It would appear the dehumanising experience of moving from DLA to PIP begins with that very first phonecall.
I received a second reminder letter in the Dreaded Brown Envelope, urging me to call up to start the whole grinding, hideous, unnecessary process.
So, this afternoon after a truly awful day in work, marred by crippling fatigue (my new nickname – ‘GrumpyPants’) , I called to say, yes, I still have MS (surprise!), and yes, it would be really helpful if I could still be allowed by The State to live on very little money.
My call was taken by someone with a semi-robotic grasp of the English language and I frequently had to ask her to repeat stuff; usually the legally-binding agreements they read out to you, followed by a threatening, ‘Do You Agree?’.
I agreed I could be prosecuted, banged up and no doubt hung, drawn and quartered, should I provide false information.

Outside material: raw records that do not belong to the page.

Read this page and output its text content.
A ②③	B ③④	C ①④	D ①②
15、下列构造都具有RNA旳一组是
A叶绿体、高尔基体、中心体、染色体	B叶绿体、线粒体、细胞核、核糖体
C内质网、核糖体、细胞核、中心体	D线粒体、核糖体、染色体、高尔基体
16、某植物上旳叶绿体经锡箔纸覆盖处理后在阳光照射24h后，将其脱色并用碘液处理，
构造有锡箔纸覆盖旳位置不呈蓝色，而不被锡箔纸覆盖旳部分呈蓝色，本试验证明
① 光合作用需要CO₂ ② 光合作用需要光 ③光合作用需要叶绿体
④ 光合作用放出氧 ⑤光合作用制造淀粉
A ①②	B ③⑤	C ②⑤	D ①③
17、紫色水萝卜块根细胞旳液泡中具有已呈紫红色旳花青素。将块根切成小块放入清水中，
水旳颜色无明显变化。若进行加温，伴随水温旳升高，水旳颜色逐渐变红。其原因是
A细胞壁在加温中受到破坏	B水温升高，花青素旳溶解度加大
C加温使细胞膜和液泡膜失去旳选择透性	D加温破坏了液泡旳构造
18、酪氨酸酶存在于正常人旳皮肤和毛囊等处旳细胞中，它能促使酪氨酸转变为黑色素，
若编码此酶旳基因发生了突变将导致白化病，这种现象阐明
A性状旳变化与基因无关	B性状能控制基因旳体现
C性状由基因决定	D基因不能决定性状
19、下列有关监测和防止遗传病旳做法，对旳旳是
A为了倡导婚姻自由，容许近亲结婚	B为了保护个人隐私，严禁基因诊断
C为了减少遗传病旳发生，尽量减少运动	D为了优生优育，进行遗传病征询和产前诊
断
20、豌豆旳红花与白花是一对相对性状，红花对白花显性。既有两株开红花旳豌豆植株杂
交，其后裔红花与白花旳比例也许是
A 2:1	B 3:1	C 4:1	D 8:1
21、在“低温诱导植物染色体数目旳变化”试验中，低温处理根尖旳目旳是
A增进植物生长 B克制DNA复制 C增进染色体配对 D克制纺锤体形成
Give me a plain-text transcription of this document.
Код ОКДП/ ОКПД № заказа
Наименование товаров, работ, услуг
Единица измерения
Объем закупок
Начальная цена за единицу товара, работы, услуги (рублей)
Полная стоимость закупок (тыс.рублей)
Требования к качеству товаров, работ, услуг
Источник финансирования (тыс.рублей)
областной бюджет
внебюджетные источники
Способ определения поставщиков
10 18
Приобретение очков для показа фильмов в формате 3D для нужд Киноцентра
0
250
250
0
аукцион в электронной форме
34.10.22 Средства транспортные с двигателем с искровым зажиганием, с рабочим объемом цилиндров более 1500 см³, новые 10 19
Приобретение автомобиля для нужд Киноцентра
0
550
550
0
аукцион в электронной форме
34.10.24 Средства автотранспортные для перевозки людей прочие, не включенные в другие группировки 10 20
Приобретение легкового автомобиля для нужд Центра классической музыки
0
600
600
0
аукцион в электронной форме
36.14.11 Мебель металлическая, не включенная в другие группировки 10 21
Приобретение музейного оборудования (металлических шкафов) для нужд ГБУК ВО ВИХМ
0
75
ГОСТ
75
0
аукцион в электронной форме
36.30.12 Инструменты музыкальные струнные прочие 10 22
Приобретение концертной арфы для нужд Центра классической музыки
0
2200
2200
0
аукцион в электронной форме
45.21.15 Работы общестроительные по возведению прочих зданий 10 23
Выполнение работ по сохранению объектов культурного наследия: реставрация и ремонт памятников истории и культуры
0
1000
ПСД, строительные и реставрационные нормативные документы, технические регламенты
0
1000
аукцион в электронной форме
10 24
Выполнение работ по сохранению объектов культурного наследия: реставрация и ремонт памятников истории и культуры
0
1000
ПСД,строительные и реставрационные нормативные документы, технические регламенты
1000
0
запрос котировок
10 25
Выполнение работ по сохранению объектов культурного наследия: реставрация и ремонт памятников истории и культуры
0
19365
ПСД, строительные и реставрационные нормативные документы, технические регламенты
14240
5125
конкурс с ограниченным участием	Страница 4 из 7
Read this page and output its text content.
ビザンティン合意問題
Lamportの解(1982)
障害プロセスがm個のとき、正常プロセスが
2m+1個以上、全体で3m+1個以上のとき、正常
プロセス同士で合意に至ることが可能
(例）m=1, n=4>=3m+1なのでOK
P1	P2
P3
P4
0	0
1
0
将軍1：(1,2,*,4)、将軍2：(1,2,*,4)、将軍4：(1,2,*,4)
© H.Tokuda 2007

Judging by my interrogator, otherwise known as a Call Handler, this may deem preferable.
I had to repeat my National Insurance number five times. A test? Probably. Every so often she would throw in the same question, such as ‘repeat your telephone number’. A test? Probably. I told her she was confusing me.
She asked if I had one of a list of illnesses, including schizophrenia, dementia, etc. I replied no, I had multiple sclerosis. She took absolutely zero notice. Another list of illnesses. Again, I replied, MS. Nothing.
I interrupted her robot speech to ask how long I would have to fill in the forms. She sighed loudly and told me four weeks from when I got my form, which may be in two weeks, but which would be date-stamped with, well, a date. What date? No answer. Confused? Yep.
She asked if I would get help filling in the form. Er, yes? Of course. Who wouldn’t? I can barely write a shopping list, far less fill out an epic and somewhat tragic story of my life with MS.
She demanded to know who would help me. I replied that some very kind people within the MS Society. Names? No. Why is this relevant?
In the end, we came to some kind of an agreement. She, on behalf of the DWP, would continue to terrorise me until I was pulverised to dust and in return I would write out every single episode of my life in which MS gets in my way, shatters my confidence and generally makes me feel less than sub-human.